Данилович с государственной точки зрения конечно же поскорбел об отдаче Азова, за который в молодости и сам бился, но в глубине души был даже рад такому повороту дел и унижению соперников по воинской славе, потому как сразу поверил: снова грядет его час!
И впрямь, Петр, нуждаясь в командующем над войсками в Померании, вспомнил наконец о своем Алексашке.
И Александр Данилович снова взлетел в седло, чувствуя, что сбросил годков десять в кругу своих молодых офицеров. И он уж не упустит этой вдовушки-хохотушки. Светлейший, постукивая ботфортами, летел в лихом танце, молодея душой.

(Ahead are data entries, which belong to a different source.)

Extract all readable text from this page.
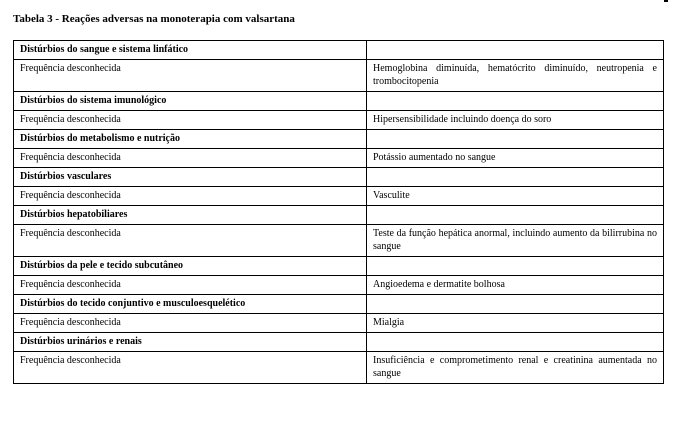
Tabela 3 - Reações adversas na monoterapia com valsartana
Distúrbios do sangue e sistema linfático	
Frequência desconhecida	Hemoglobina diminuída, hematócrito diminuído, neutropenia e trombocitopenia
Distúrbios do sistema imunológico	
Frequência desconhecida	Hipersensibilidade incluindo doença do soro
Distúrbios do metabolismo e nutrição	
Frequência desconhecida	Potássio aumentado no sangue
Distúrbios vasculares	
Frequência desconhecida	Vasculite
Distúrbios hepatobiliares	
Frequência desconhecida	Teste da função hepática anormal, incluindo aumento da bilirrubina no sangue
Distúrbios da pele e tecido subcutâneo	
Frequência desconhecida	Angioedema e dermatite bolhosa
Distúrbios do tecido conjuntivo e musculoesquelético	
Frequência desconhecida	Mialgia
Distúrbios urinários e renais	
Frequência desconhecida	Insuficiência e comprometimento renal e creatinina aumentada no sangue
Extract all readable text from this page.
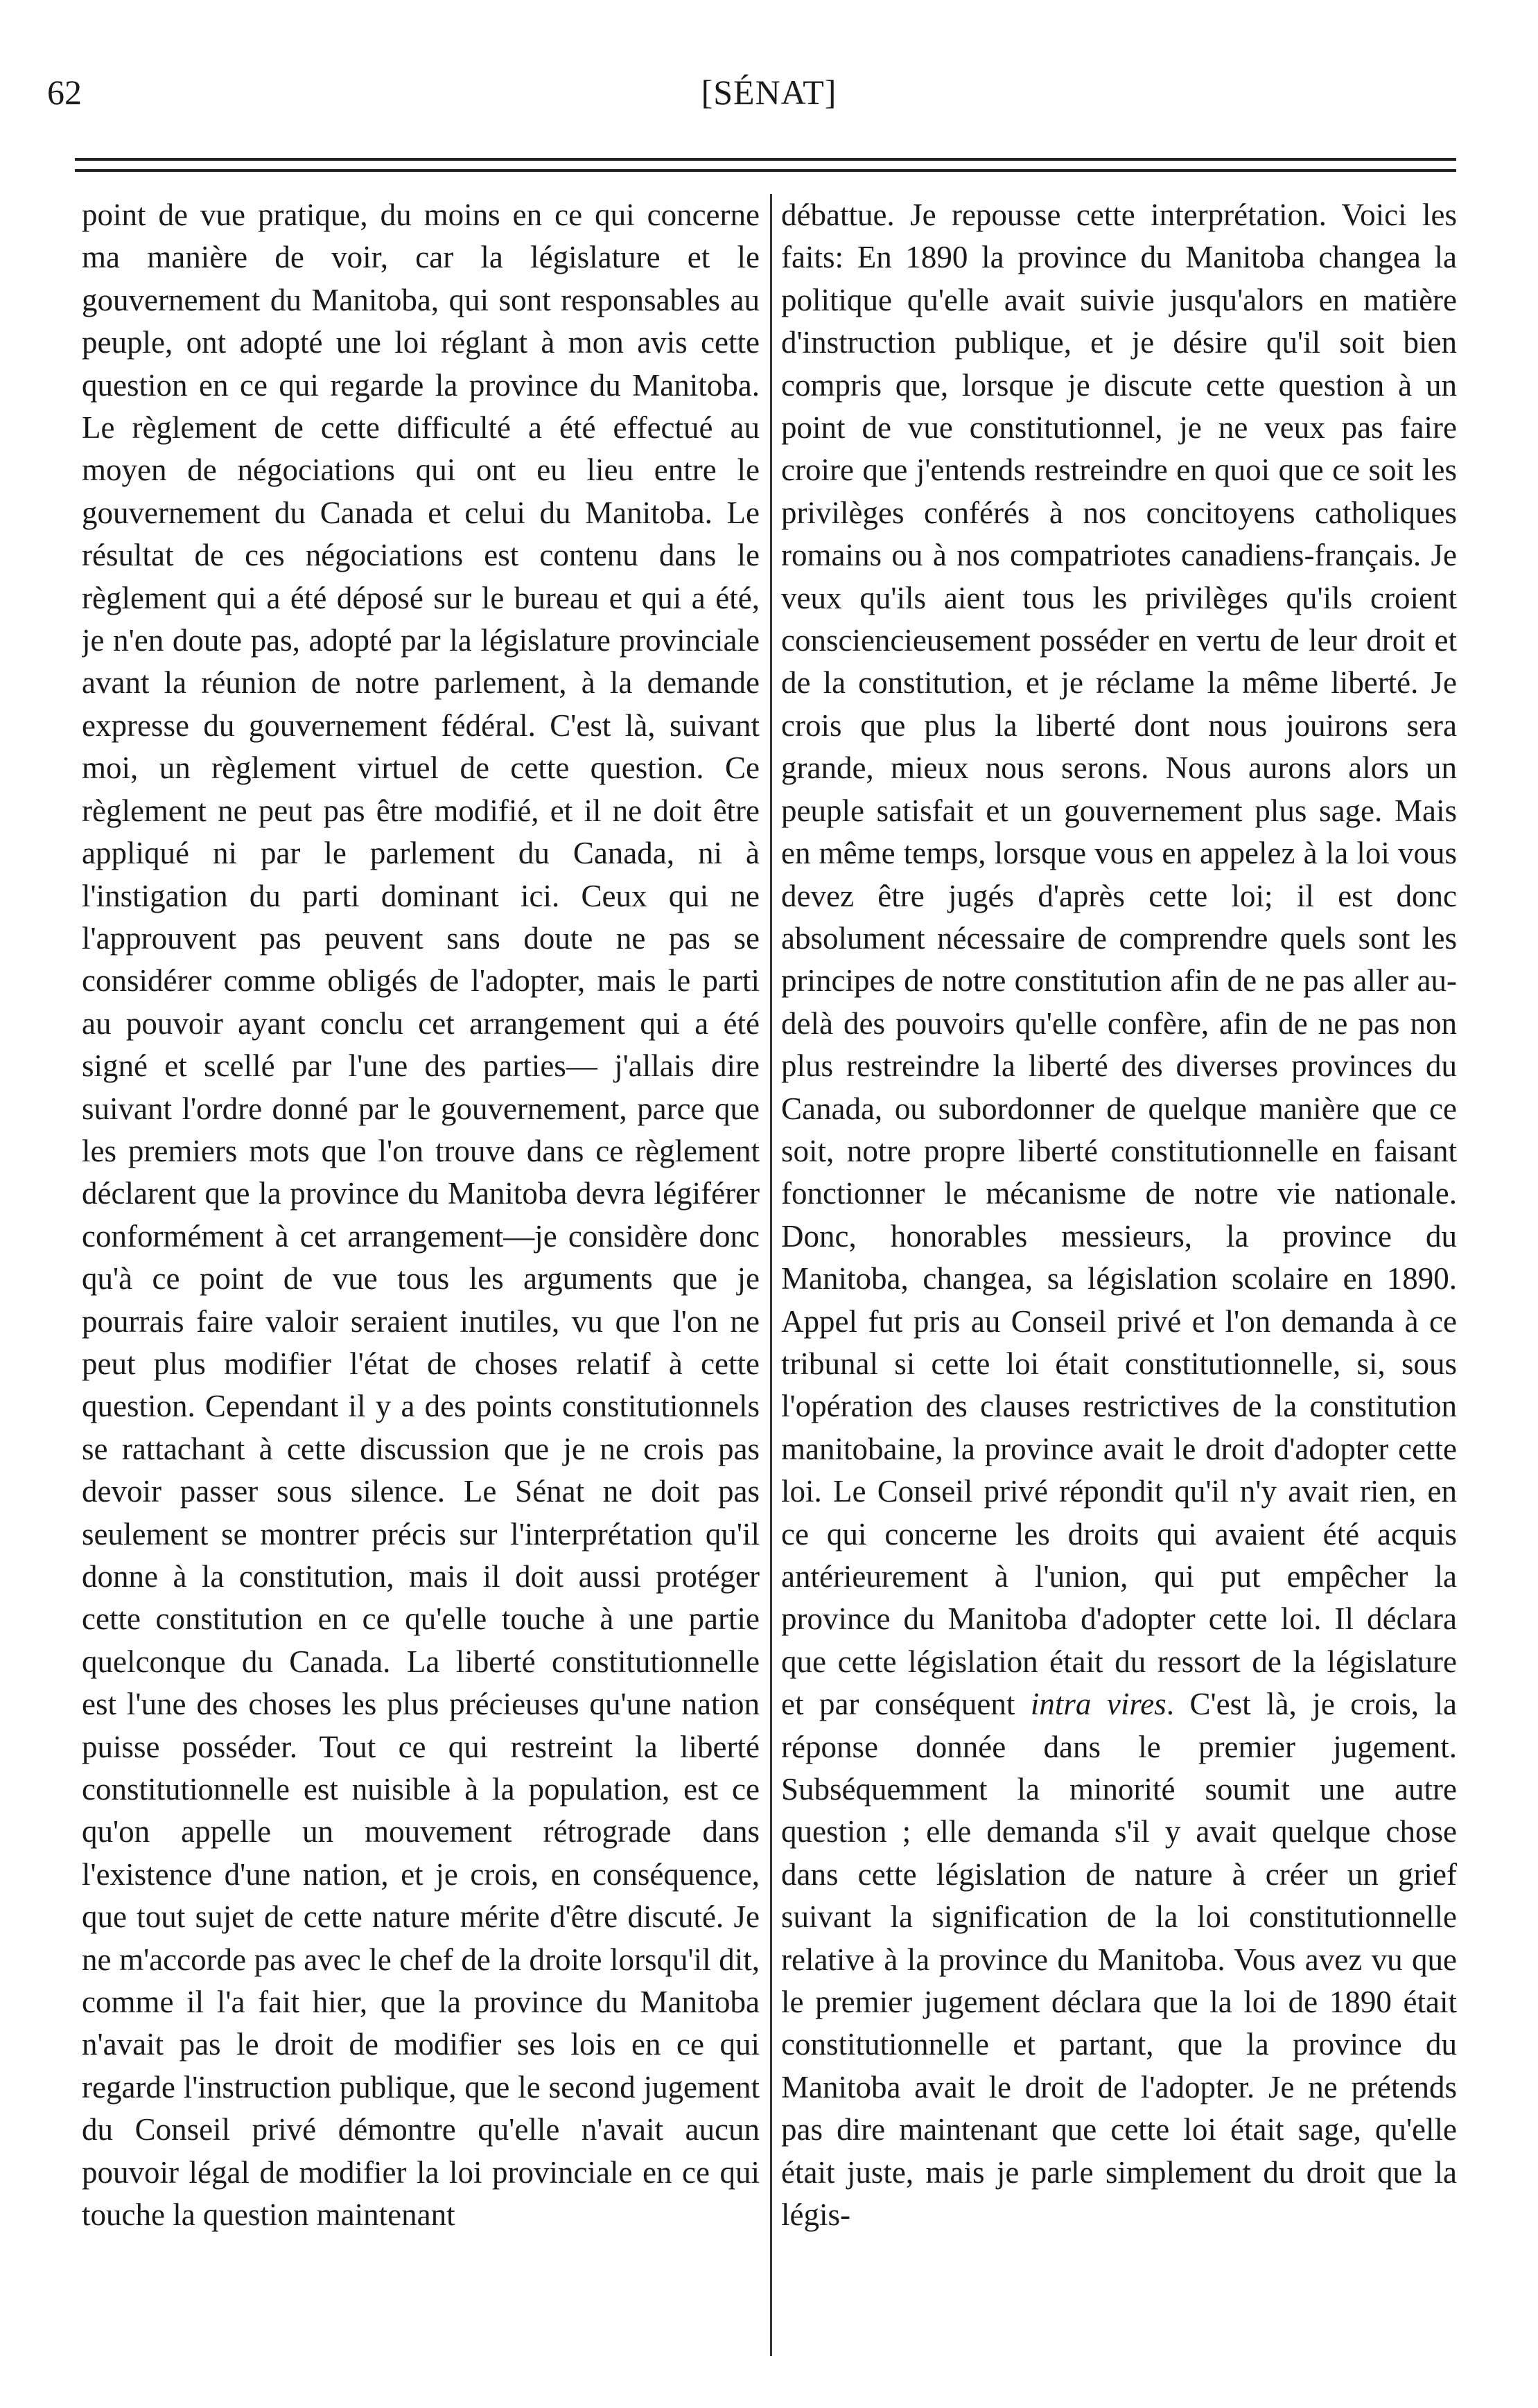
62	[SÉNAT]

point de vue pratique, du moins en ce qui concerne ma manière de voir, car la législature et le gouvernement du Manitoba, qui sont responsables au peuple, ont adopté une loi réglant à mon avis cette question en ce qui regarde la province du Manitoba. Le règlement de cette difficulté a été effectué au moyen de négociations qui ont eu lieu entre le gouvernement du Canada et celui du Manitoba. Le résultat de ces négociations est contenu dans le règlement qui a été déposé sur le bureau et qui a été, je n'en doute pas, adopté par la législature provinciale avant la réunion de notre parlement, à la demande expresse du gouvernement fédéral. C'est là, suivant moi, un règlement virtuel de cette question. Ce règlement ne peut pas être modifié, et il ne doit être appliqué ni par le parlement du Canada, ni à l'instigation du parti dominant ici. Ceux qui ne l'approuvent pas peuvent sans doute ne pas se considérer comme obligés de l'adopter, mais le parti au pouvoir ayant conclu cet arrangement qui a été signé et scellé par l'une des parties— j'allais dire suivant l'ordre donné par le gouvernement, parce que les premiers mots que l'on trouve dans ce règlement déclarent que la province du Manitoba devra légiférer conformément à cet arrangement—je considère donc qu'à ce point de vue tous les arguments que je pourrais faire valoir seraient inutiles, vu que l'on ne peut plus modifier l'état de choses relatif à cette question. Cependant il y a des points constitutionnels se rattachant à cette discussion que je ne crois pas devoir passer sous silence. Le Sénat ne doit pas seulement se montrer précis sur l'interprétation qu'il donne à la constitution, mais il doit aussi protéger cette constitution en ce qu'elle touche à une partie quelconque du Canada. La liberté constitutionnelle est l'une des choses les plus précieuses qu'une nation puisse posséder. Tout ce qui restreint la liberté constitutionnelle est nuisible à la population, est ce qu'on appelle un mouvement rétrograde dans l'existence d'une nation, et je crois, en conséquence, que tout sujet de cette nature mérite d'être discuté. Je ne m'accorde pas avec le chef de la droite lorsqu'il dit, comme il l'a fait hier, que la province du Manitoba n'avait pas le droit de modifier ses lois en ce qui regarde l'instruction publique, que le second jugement du Conseil privé démontre qu'elle n'avait aucun pouvoir légal de modifier la loi provinciale en ce qui touche la question maintenant

débattue. Je repousse cette interprétation. Voici les faits: En 1890 la province du Manitoba changea la politique qu'elle avait suivie jusqu'alors en matière d'instruction publique, et je désire qu'il soit bien compris que, lorsque je discute cette question à un point de vue constitutionnel, je ne veux pas faire croire que j'entends restreindre en quoi que ce soit les privilèges conférés à nos concitoyens catholiques romains ou à nos compatriotes canadiens-français. Je veux qu'ils aient tous les privilèges qu'ils croient consciencieusement posséder en vertu de leur droit et de la constitution, et je réclame la même liberté. Je crois que plus la liberté dont nous jouirons sera grande, mieux nous serons. Nous aurons alors un peuple satisfait et un gouvernement plus sage. Mais en même temps, lorsque vous en appelez à la loi vous devez être jugés d'après cette loi; il est donc absolument nécessaire de comprendre quels sont les principes de notre constitution afin de ne pas aller au-delà des pouvoirs qu'elle confère, afin de ne pas non plus restreindre la liberté des diverses provinces du Canada, ou subordonner de quelque manière que ce soit, notre propre liberté constitutionnelle en faisant fonctionner le mécanisme de notre vie nationale. Donc, honorables messieurs, la province du Manitoba, changea, sa législation scolaire en 1890. Appel fut pris au Conseil privé et l'on demanda à ce tribunal si cette loi était constitutionnelle, si, sous l'opération des clauses restrictives de la constitution manitobaine, la province avait le droit d'adopter cette loi. Le Conseil privé répondit qu'il n'y avait rien, en ce qui concerne les droits qui avaient été acquis antérieurement à l'union, qui put empêcher la province du Manitoba d'adopter cette loi. Il déclara que cette législation était du ressort de la législature et par conséquent intra vires. C'est là, je crois, la réponse donnée dans le premier jugement. Subséquemment la minorité soumit une autre question ; elle demanda s'il y avait quelque chose dans cette législation de nature à créer un grief suivant la signification de la loi constitutionnelle relative à la province du Manitoba. Vous avez vu que le premier jugement déclara que la loi de 1890 était constitutionnelle et partant, que la province du Manitoba avait le droit de l'adopter. Je ne prétends pas dire maintenant que cette loi était sage, qu'elle était juste, mais je parle simplement du droit que la légis-
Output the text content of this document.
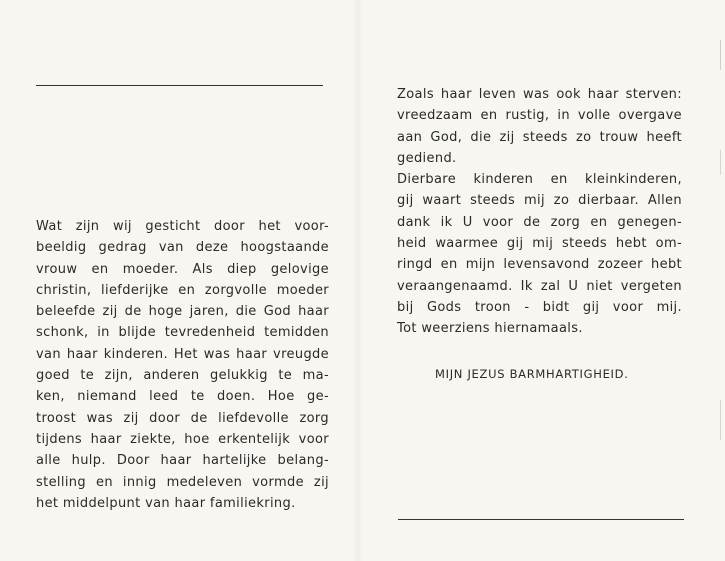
Wat zijn wij gesticht door het voor-
beeldig gedrag van deze hoogstaande
vrouw en moeder. Als diep gelovige
christin, liefderijke en zorgvolle moeder
beleefde zij de hoge jaren, die God haar
schonk, in blijde tevredenheid temidden
van haar kinderen. Het was haar vreugde
goed te zijn, anderen gelukkig te ma-
ken, niemand leed te doen. Hoe ge-
troost was zij door de liefdevolle zorg
tijdens haar ziekte, hoe erkentelijk voor
alle hulp. Door haar hartelijke belang-
stelling en innig medeleven vormde zij
het middelpunt van haar familiekring.
Zoals haar leven was ook haar sterven:
vreedzaam en rustig, in volle overgave
aan God, die zij steeds zo trouw heeft
gediend.
Dierbare kinderen en kleinkinderen,
gij waart steeds mij zo dierbaar. Allen
dank ik U voor de zorg en genegen-
heid waarmee gij mij steeds hebt om-
ringd en mijn levensavond zozeer hebt
veraangenaamd. Ik zal U niet vergeten
bij Gods troon - bidt gij voor mij.
Tot weerziens hiernamaals.
MIJN JEZUS BARMHARTIGHEID.
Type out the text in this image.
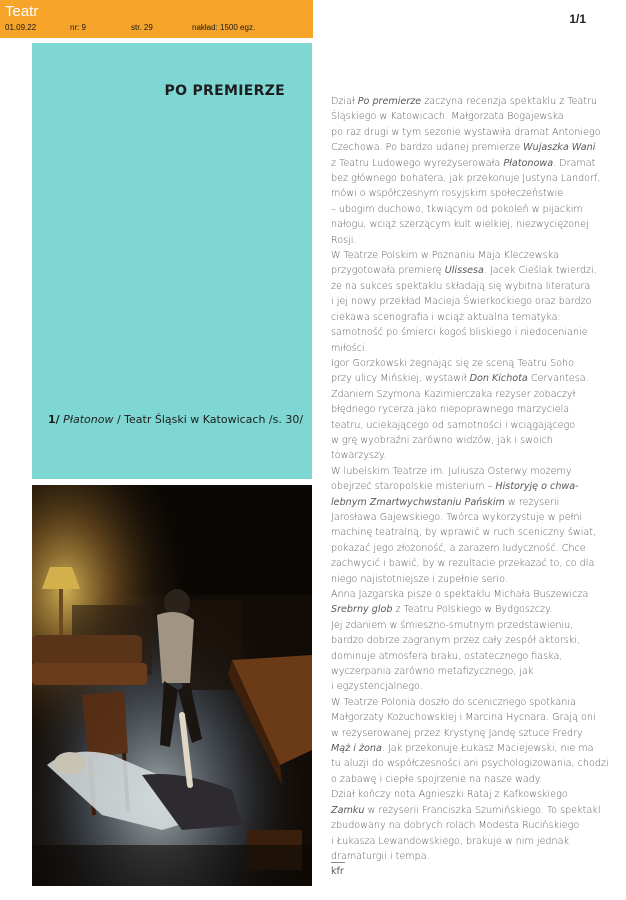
Teatr
01.09.22	nr: 9	str. 29	nakład: 1500 egz.
1/1
PO PREMIERZE
1/ Płatonow / Teatr Śląski w Katowicach /s. 30/
Dział Po premierze zaczyna recenzja spektaklu z Teatru
Śląskiego w Katowicach. Małgorzata Bogajewska
po raz drugi w tym sezonie wystawiła dramat Antoniego
Czechowa. Po bardzo udanej premierze Wujaszka Wani
z Teatru Ludowego wyreżyserowała Płatonowa. Dramat
bez głównego bohatera, jak przekonuje Justyna Landorf,
mówi o współczesnym rosyjskim społeczeństwie
– ubogim duchowo, tkwiącym od pokoleń w pijackim
nałogu, wciąż szerzącym kult wielkiej, niezwyciężonej
Rosji.
W Teatrze Polskim w Poznaniu Maja Kleczewska
przygotowała premierę Ulissesa. Jacek Cieślak twierdzi,
że na sukces spektaklu składają się wybitna literatura
i jej nowy przekład Macieja Świerkockiego oraz bardzo
ciekawa scenografia i wciąż aktualna tematyka:
samotność po śmierci kogoś bliskiego i niedocenianie
miłości.
Igor Gorzkowski żegnając się ze sceną Teatru Soho
przy ulicy Mińskiej, wystawił Don Kichota Cervantesa.
Zdaniem Szymona Kazimierczaka reżyser zobaczył
błędnego rycerza jako niepoprawnego marzyciela
teatru, uciekającego od samotności i wciągającego
w grę wyobraźni zarówno widzów, jak i swoich
towarzyszy.
W lubelskim Teatrze im. Juliusza Osterwy możemy
obejrzeć staropolskie misterium – Historyję o chwa-
lebnym Zmartwychwstaniu Pańskim w reżyserii
Jarosława Gajewskiego. Twórca wykorzystuje w pełni
machinę teatralną, by wprawić w ruch sceniczny świat,
pokazać jego złożoność, a zarazem ludyczność. Chce
zachwycić i bawić, by w rezultacie przekazać to, co dla
niego najistotniejsze i zupełnie serio.
Anna Jazgarska pisze o spektaklu Michała Buszewicza
Srebrny glob z Teatru Polskiego w Bydgoszczy.
Jej zdaniem w śmieszno-smutnym przedstawieniu,
bardzo dobrze zagranym przez cały zespół aktorski,
dominuje atmosfera braku, ostatecznego fiaska,
wyczerpania zarówno metafizycznego, jak
i egzystencjalnego.
W Teatrze Polonia doszło do scenicznego spotkania
Małgorzaty Kożuchowskiej i Marcina Hycnara. Grają oni
w reżyserowanej przez Krystynę Jandę sztuce Fredry
Mąż i żona. Jak przekonuje Łukasz Maciejewski, nie ma
tu aluzji do współczesności ani psychologizowania, chodzi
o zabawę i ciepłe spojrzenie na nasze wady.
Dział kończy nota Agnieszki Rataj z Kafkowskiego
Zamku w reżyserii Franciszka Szumińskiego. To spektakl
zbudowany na dobrych rolach Modesta Rucińskiego
i Łukasza Lewandowskiego, brakuje w nim jednak
dramaturgii i tempa.
kfr
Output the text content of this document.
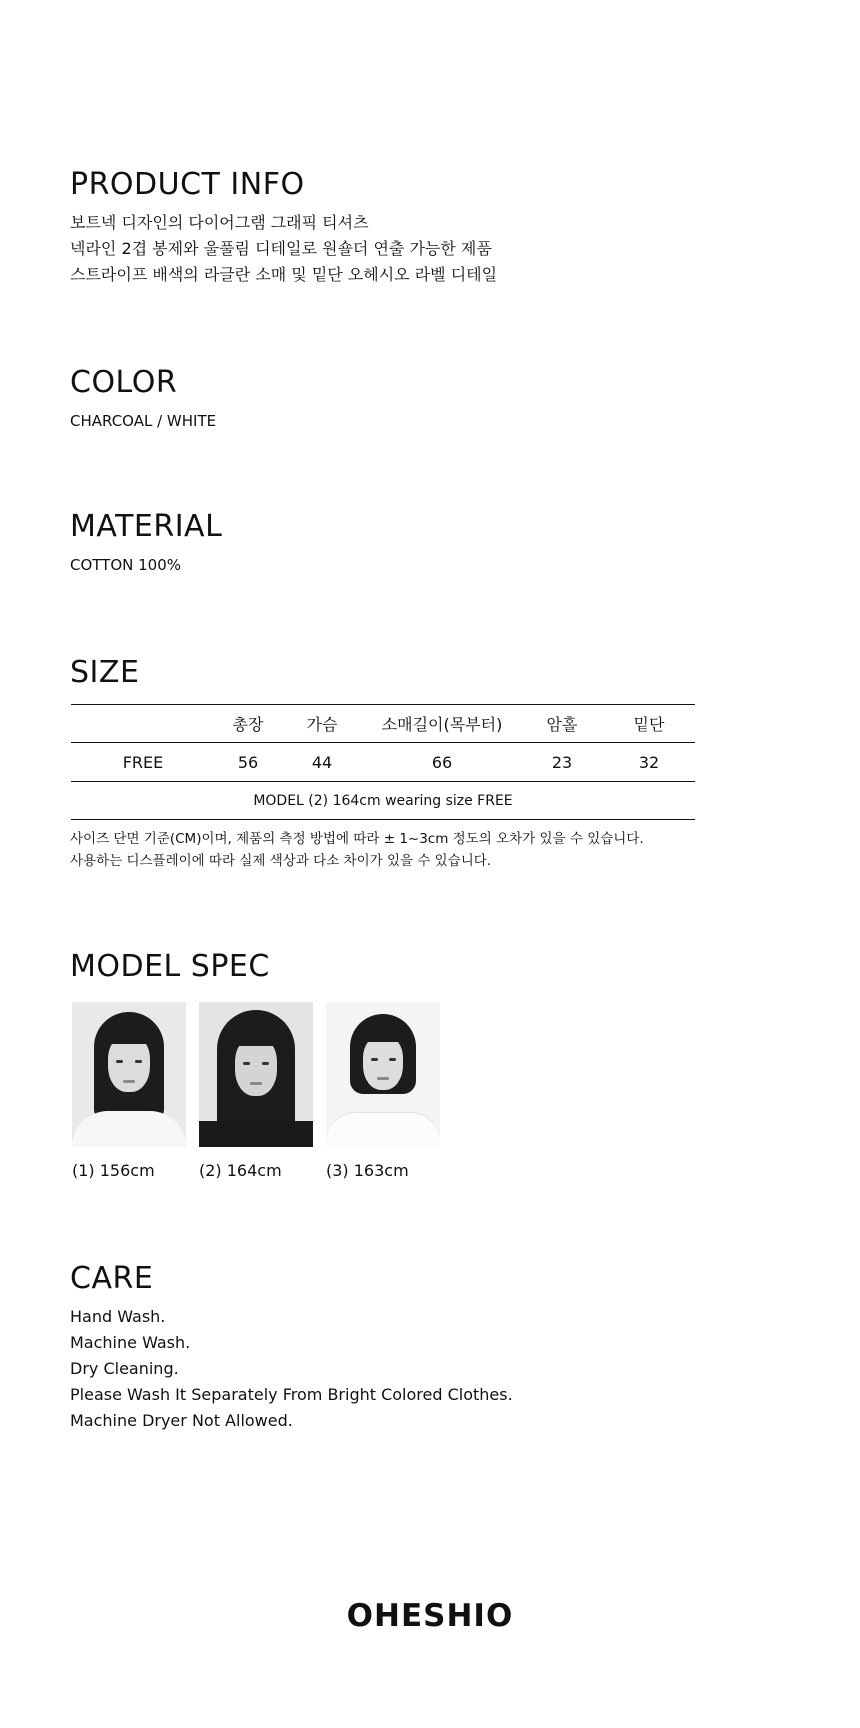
PRODUCT INFO

보트넥 디자인의 다이어그램 그래픽 티셔츠

넥라인 2겹 봉제와 울풀림 디테일로 원숄더 연출 가능한 제품

스트라이프 배색의 라글란 소매 및 밑단 오헤시오 라벨 디테일

COLOR

CHARCOAL / WHITE

MATERIAL

COTTON 100%

SIZE
	총장	가슴	소매길이(목부터)	암홀	밑단
FREE	56	44	66	23	32
MODEL (2) 164cm wearing size FREE					

사이즈 단면 기준(CM)이며, 제품의 측정 방법에 따라 ± 1~3cm 정도의 오차가 있을 수 있습니다.

사용하는 디스플레이에 따라 실제 색상과 다소 차이가 있을 수 있습니다.

MODEL SPEC
(1) 156cm	(2) 164cm	(3) 163cm
CARE

Hand Wash.

Machine Wash.

Dry Cleaning.

Please Wash It Separately From Bright Colored Clothes.

Machine Dryer Not Allowed.

OHESHIO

Эскадрон Романа в этот вечер нес караулы. Обходя посты, Роман вслушивался в задорную музыку, долетавшую из господского дома, но не завидовал общему веселью: что греха таить, сам вызвался дежурить по полку вне очереди. Сейчас, после Прутского похода, когда турецкая пуля так и не встретила его, тоска по Марийке и Ивасику не исчезла, а тяжелым камнем давила на сердце. После похода он съездил в Полтаву, но невеселая то была поездка. Вместе с поседевшим Бутовичем долго стоял он перед могилой Марийки и Ивасика. Рядом была еще одна могила: бабушка Ярослава не пережила смерти любимой внучки и правнучка и скончалась тихо, в одночасье. Сам Бутович жаловался на незаживающие раны, плакал. С трудом уговорил его Роман взять на себя хозяйские заботы о своем хуторе, обнял бережно, как свою память о Марийке, и выехал из Полтавы, чувствуя, что долго не вернется в эти края.
В новом походе за многими делами и трудами по эскадрону забывалось ему тяжелое горе. Зато в полку трудился не за страх, а за совесть. Эскадрон его отличал сам светлейший. Но и солдатам и офицерам усердие их эскадронного командира выходило боком, и они недовольно ворчали. Вот и сейчас все эскадроны гуляют и веселятся на широком постое, а здесь знай неси караульную службу!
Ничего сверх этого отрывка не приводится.